The question for today is – does Linux md-RAID scale to 10 Gbit/s?
I wanted to build a proof of concept for a scalable, highly available, fault tolerant, distributed block storage, which utilizes commodity hardware, runs on a 10 Gigabit Ethernet network, and uses well-tested open-source technologies. This is a simplified version of Ceph. The only single point of failure in this cluster is the client itself, which is inevitable in any solution.
My test lab is hosted on AWS:
- 3x “c4.8xlarge” storage servers
- each of them has 5x 50 GB General Purpose (SSD) EBS attached volumes which provide up to 160 MiB/s and 3000 IOPS for extended periods of time; practical tests shown 100 MB/s sustained sequential read/write performance per volume
- each EBS volume is managed via LVM and there is one logical volume with size 15 GB
- each 15 GB logical volume is being exported by iSCSI to the client machine
- 1x “c4.8xlarge” client machine
- the client machine initiates an iSCSI connection to each single 15 GB logical volume, and thus has 15 identical iSCSI block devices (3 storage servers x 5 block devices = 15 block devices)
- to achieve a 3x replication factor, the block devices from each storage server are grouped into 5x mdadm software RAID-1 (mirror) devices; each RAID-1 device “md1” to “md5” contains three disks from a different storage server, so that if one or two of the storage servers fail, this won’t affect the operation of the whole RAID-1 device
- all RAID-1 devices “md1” to “md5” are grouped into a single RAID-0 (stripe), in order to utilize the full bandwidth of all devices into a single block device, namely the “md99” RAID-0 device, which also combines the size capacity of all “md1” to “md5” devices and it equals to 75 GB
- 10 Gigabit network in a VPC using Jumbo frames
- the storage servers and the client machine were limited on boot to 4 CPUs and 2 GB RAM, in order to minimize the effect of the Linux disk cache
- only sequential and random reading were benchmarked
- Linux md RAID-1 (mirror) does not read from all underlying disks by default, so I had to create a RAID-1E (mirror) configuration; more info here and here; the “mdadm create” options follow:
--level=10 --raid-devices=3 --layout=o3
Performance results for sequential read/write benchmarked using “dd“:
- Single EBS volume (disk) on the storage server: 100 MB/s read/write
- Single iSCSI exported disk on the client machine: 100 MB/s read/write (no performance loss)

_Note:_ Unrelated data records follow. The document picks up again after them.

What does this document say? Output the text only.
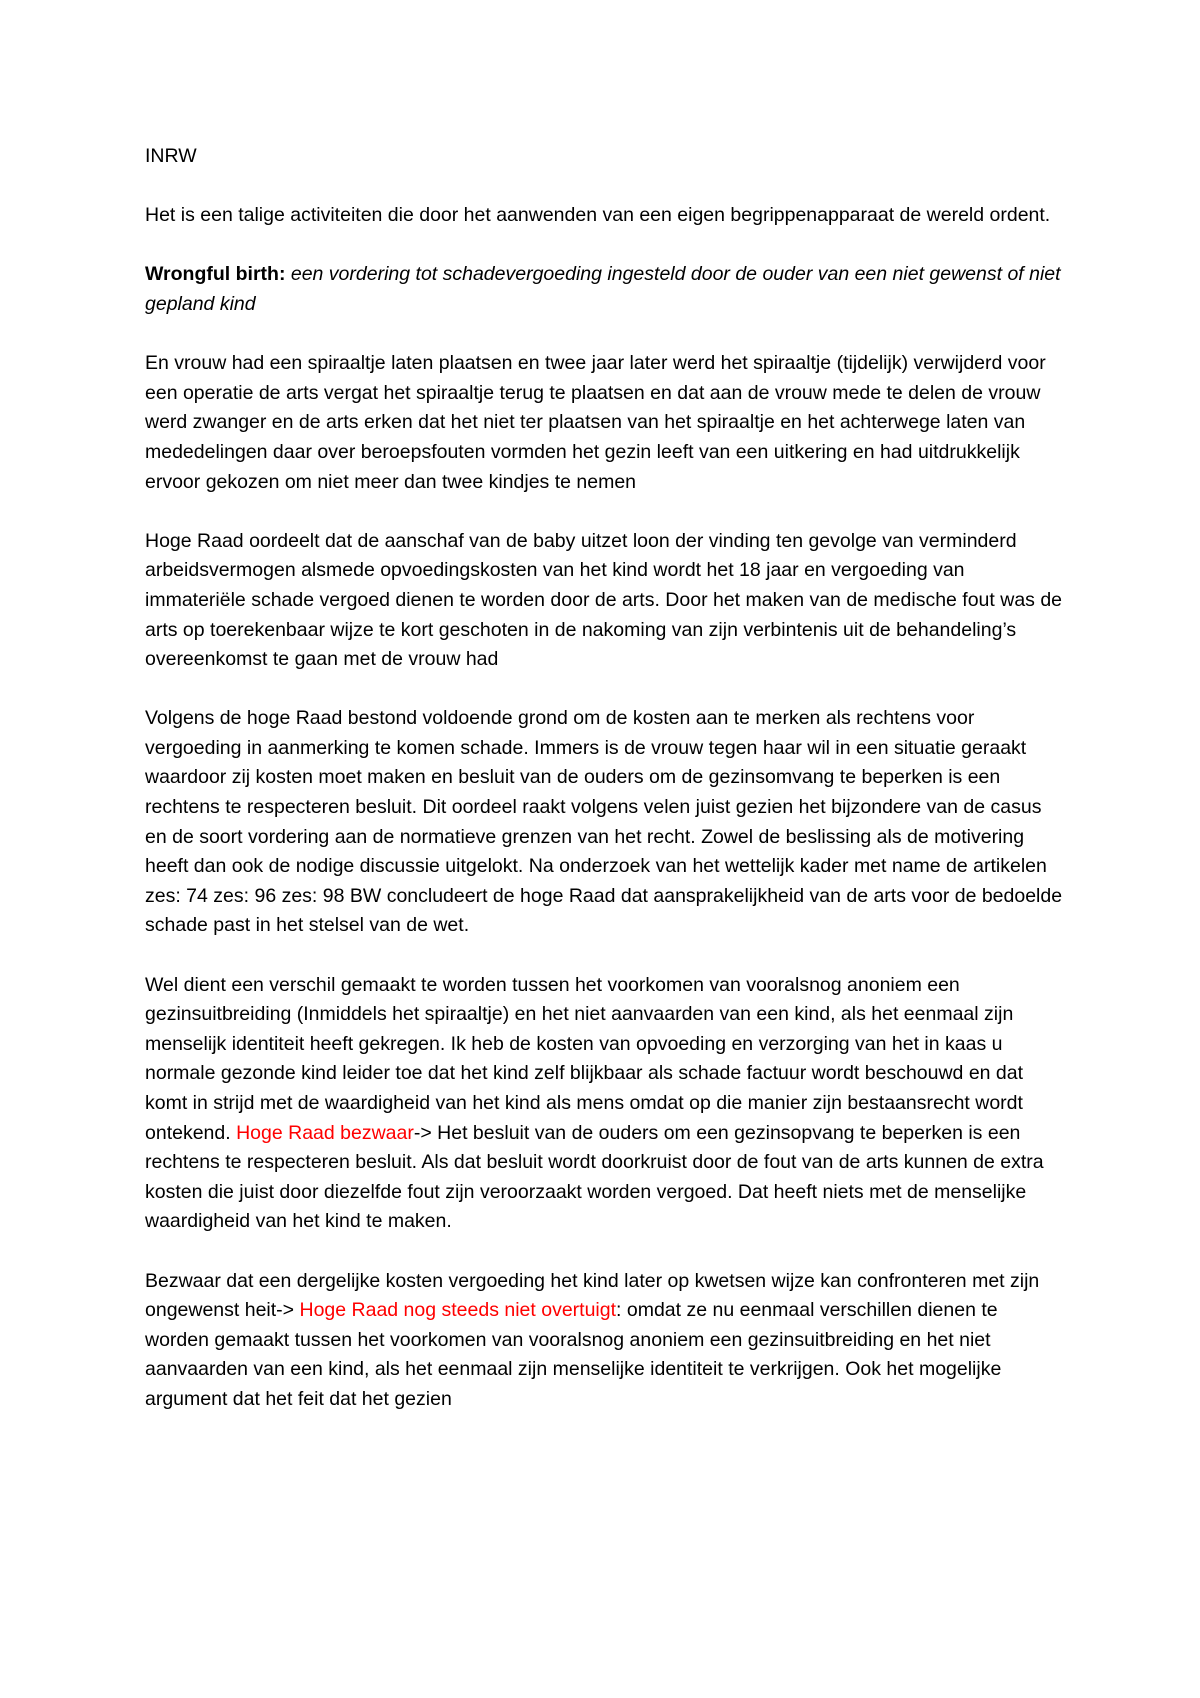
INRW

Het is een talige activiteiten die door het aanwenden van een eigen begrippenapparaat de wereld ordent.

Wrongful birth: een vordering tot schadevergoeding ingesteld door de ouder van een niet gewenst of niet gepland kind

En vrouw had een spiraaltje laten plaatsen en twee jaar later werd het spiraaltje (tijdelijk) verwijderd voor een operatie de arts vergat het spiraaltje terug te plaatsen en dat aan de vrouw mede te delen de vrouw werd zwanger en de arts erken dat het niet ter plaatsen van het spiraaltje en het achterwege laten van mededelingen daar over beroepsfouten vormden het gezin leeft van een uitkering en had uitdrukkelijk ervoor gekozen om niet meer dan twee kindjes te nemen

Hoge Raad oordeelt dat de aanschaf van de baby uitzet loon der vinding ten gevolge van verminderd arbeidsvermogen alsmede opvoedingskosten van het kind wordt het 18 jaar en vergoeding van immateriële schade vergoed dienen te worden door de arts. Door het maken van de medische fout was de arts op toerekenbaar wijze te kort geschoten in de nakoming van zijn verbintenis uit de behandeling’s overeenkomst te gaan met de vrouw had

Volgens de hoge Raad bestond voldoende grond om de kosten aan te merken als rechtens voor vergoeding in aanmerking te komen schade. Immers is de vrouw tegen haar wil in een situatie geraakt waardoor zij kosten moet maken en besluit van de ouders om de gezinsomvang te beperken is een rechtens te respecteren besluit. Dit oordeel raakt volgens velen juist gezien het bijzondere van de casus en de soort vordering aan de normatieve grenzen van het recht. Zowel de beslissing als de motivering heeft dan ook de nodige discussie uitgelokt. Na onderzoek van het wettelijk kader met name de artikelen zes: 74 zes: 96 zes: 98 BW concludeert de hoge Raad dat aansprakelijkheid van de arts voor de bedoelde schade past in het stelsel van de wet.

Wel dient een verschil gemaakt te worden tussen het voorkomen van vooralsnog anoniem een gezinsuitbreiding (Inmiddels het spiraaltje) en het niet aanvaarden van een kind, als het eenmaal zijn menselijk identiteit heeft gekregen. Ik heb de kosten van opvoeding en verzorging van het in kaas u normale gezonde kind leider toe dat het kind zelf blijkbaar als schade factuur wordt beschouwd en dat komt in strijd met de waardigheid van het kind als mens omdat op die manier zijn bestaansrecht wordt ontekend. Hoge Raad bezwaar-> Het besluit van de ouders om een gezinsopvang te beperken is een rechtens te respecteren besluit. Als dat besluit wordt doorkruist door de fout van de arts kunnen de extra kosten die juist door diezelfde fout zijn veroorzaakt worden vergoed. Dat heeft niets met de menselijke waardigheid van het kind te maken.

Bezwaar dat een dergelijke kosten vergoeding het kind later op kwetsen wijze kan confronteren met zijn ongewenst heit-> Hoge Raad nog steeds niet overtuigt: omdat ze nu eenmaal verschillen dienen te worden gemaakt tussen het voorkomen van vooralsnog anoniem een gezinsuitbreiding en het niet aanvaarden van een kind, als het eenmaal zijn menselijke identiteit te verkrijgen. Ook het mogelijke argument dat het feit dat het gezien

- “md1” RAID-1 (mirror) on the client machine which reads from all three disks simultaneously: about 300 MB/s read (no performance loss)
- “md90” RAID-0 (stripe) from all RAID-1 (mirror) devices on the client machine: 1.2 GB/s read (saturates the 10 Gigabit network)

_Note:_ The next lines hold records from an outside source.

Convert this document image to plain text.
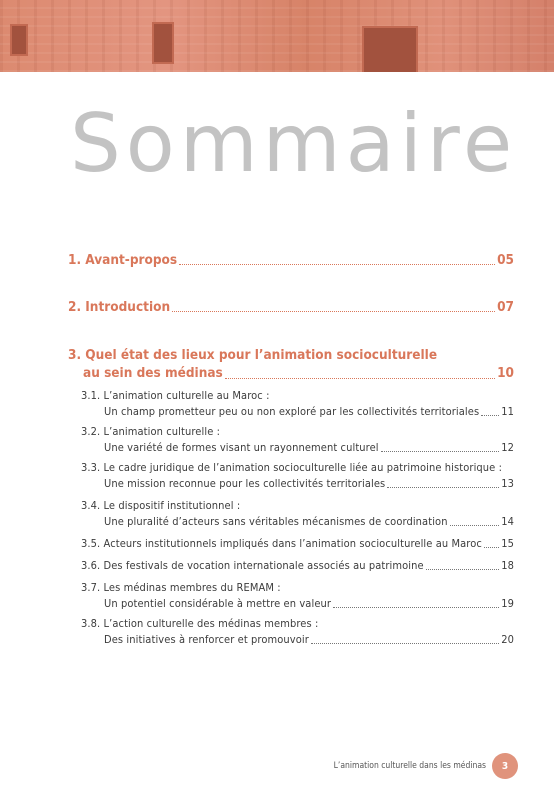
Sommaire
1. Avant-propos	05
2. Introduction	07
3. Quel état des lieux pour l’animation socioculturelle
au sein des médinas	10
3.1. L’animation culturelle au Maroc :
Un champ prometteur peu ou non exploré par les collectivités territoriales 11
3.2. L’animation culturelle :
Une variété de formes visant un rayonnement culturel	12
3.3. Le cadre juridique de l’animation socioculturelle liée au patrimoine historique :
Une mission reconnue pour les collectivités territoriales	13
3.4. Le dispositif institutionnel :
Une pluralité d’acteurs sans véritables mécanismes de coordination	14
3.5. Acteurs institutionnels impliqués dans l’animation socioculturelle au Maroc 15
3.6. Des festivals de vocation internationale associés au patrimoine	18
3.7. Les médinas membres du REMAM :
Un potentiel considérable à mettre en valeur	19
3.8. L’action culturelle des médinas membres :
Des initiatives à renforcer et promouvoir	20
L’animation culturelle dans les médinas 3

Performance results for random read benchmarked using “fio“:
- Single EBS volume (disk) on the storage server: 3000 IOPS as promised by AWS; no tests done
- “md90” RAID-0 (stripe) from all RAID-1 (mirror) devices on the client machine: 47000 IOPS random-read of 4k blocks using an IO depth of 256 and spawning 6 processes (utilizes the maximum combined throughput of all 15 EBS devices)

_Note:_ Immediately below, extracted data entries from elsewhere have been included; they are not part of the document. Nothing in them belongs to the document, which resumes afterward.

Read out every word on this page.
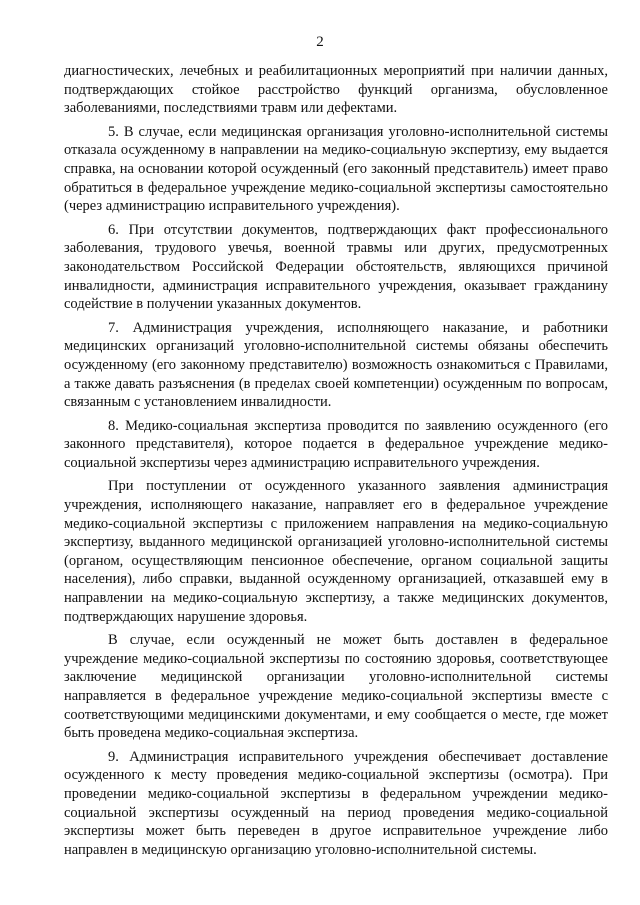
2

диагностических, лечебных и реабилитационных мероприятий при наличии данных, подтверждающих стойкое расстройство функций организма, обусловленное заболеваниями, последствиями травм или дефектами.

5. В случае, если медицинская организация уголовно-исполнительной системы отказала осужденному в направлении на медико-социальную экспертизу, ему выдается справка, на основании которой осужденный (его законный представитель) имеет право обратиться в федеральное учреждение медико-социальной экспертизы самостоятельно (через администрацию исправительного учреждения).

6. При отсутствии документов, подтверждающих факт профессионального заболевания, трудового увечья, военной травмы или других, предусмотренных законодательством Российской Федерации обстоятельств, являющихся причиной инвалидности, администрация исправительного учреждения, оказывает гражданину содействие в получении указанных документов.

7. Администрация учреждения, исполняющего наказание, и работники медицинских организаций уголовно-исполнительной системы обязаны обеспечить осужденному (его законному представителю) возможность ознакомиться с Правилами, а также давать разъяснения (в пределах своей компетенции) осужденным по вопросам, связанным с установлением инвалидности.

8. Медико-социальная экспертиза проводится по заявлению осужденного (его законного представителя), которое подается в федеральное учреждение медико-социальной экспертизы через администрацию исправительного учреждения.

При поступлении от осужденного указанного заявления администрация учреждения, исполняющего наказание, направляет его в федеральное учреждение медико-социальной экспертизы с приложением направления на медико-социальную экспертизу, выданного медицинской организацией уголовно-исполнительной системы (органом, осуществляющим пенсионное обеспечение, органом социальной защиты населения), либо справки, выданной осужденному организацией, отказавшей ему в направлении на медико-социальную экспертизу, а также медицинских документов, подтверждающих нарушение здоровья.

В случае, если осужденный не может быть доставлен в федеральное учреждение медико-социальной экспертизы по состоянию здоровья, соответствующее заключение медицинской организации уголовно-исполнительной системы направляется в федеральное учреждение медико-социальной экспертизы вместе с соответствующими медицинскими документами, и ему сообщается о месте, где может быть проведена медико-социальная экспертиза.

9. Администрация исправительного учреждения обеспечивает доставление осужденного к месту проведения медико-социальной экспертизы (осмотра). При проведении медико-социальной экспертизы в федеральном учреждении медико-социальной экспертизы осужденный на период проведения медико-социальной экспертизы может быть переведен в другое исправительное учреждение либо направлен в медицинскую организацию уголовно-исполнительной системы.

- monitor the CPU usage of your benchmarking processes – if they use 100% CPU, they are probably starving for CPU and cannot measure the I/O throughput properly
- use the “direct” (O_DIRECT) option because the Linux block cache does not scale well for a single-threaded process
- our tests were limited to 800-900 MB/s unless the Linux cache was bypassed; two or more processes waive this limit and can saturate the 10 Gigabit network, if your underlying block devices can handle the random I/O load
- random I/O dropped from 47k IOPS to 12k IOPS without using “direct”, as measured by “fio” running 6 simultaneous processes
- use a big enough block size when benchmarking the sequential reading, but not too big; we got 1.2 GB/s reading using a block size of 200 MB; a block size of 700 MB or bigger increased network usage but slightly decreased the overall reading speed
- see where your system limits are; sequential reading from “/dev/null” yielded 8.1 GB/s, which is about 7 times more than what we would need in our use-case
- network utilization for 1.2 GB/s sequential reading was 9.02 Gbit/s measured by “iftop” which is a usage of 98% from the absolute maximum that we can achieve; great efficiency
- “iostat” rMB/s measurements were showing 1150 MB/s for “md90”, which is the same number that we got by “dd”
- Will TRIM propagate through this nested “mdadm”, LVM, iSCSI stack?
- Will barriers be supported properly in this setup? This is required to prevent data loss or complete file-system corruption on sudden server reboots, power loss, etc.
Conclusion: Linux “mdadm” software RAID is able to completely utilize 10 Gigabit (network) bandwidth, which equals to 1.2 GB/s of useful data. Furthermore, it can scale to at least 47k IOPS.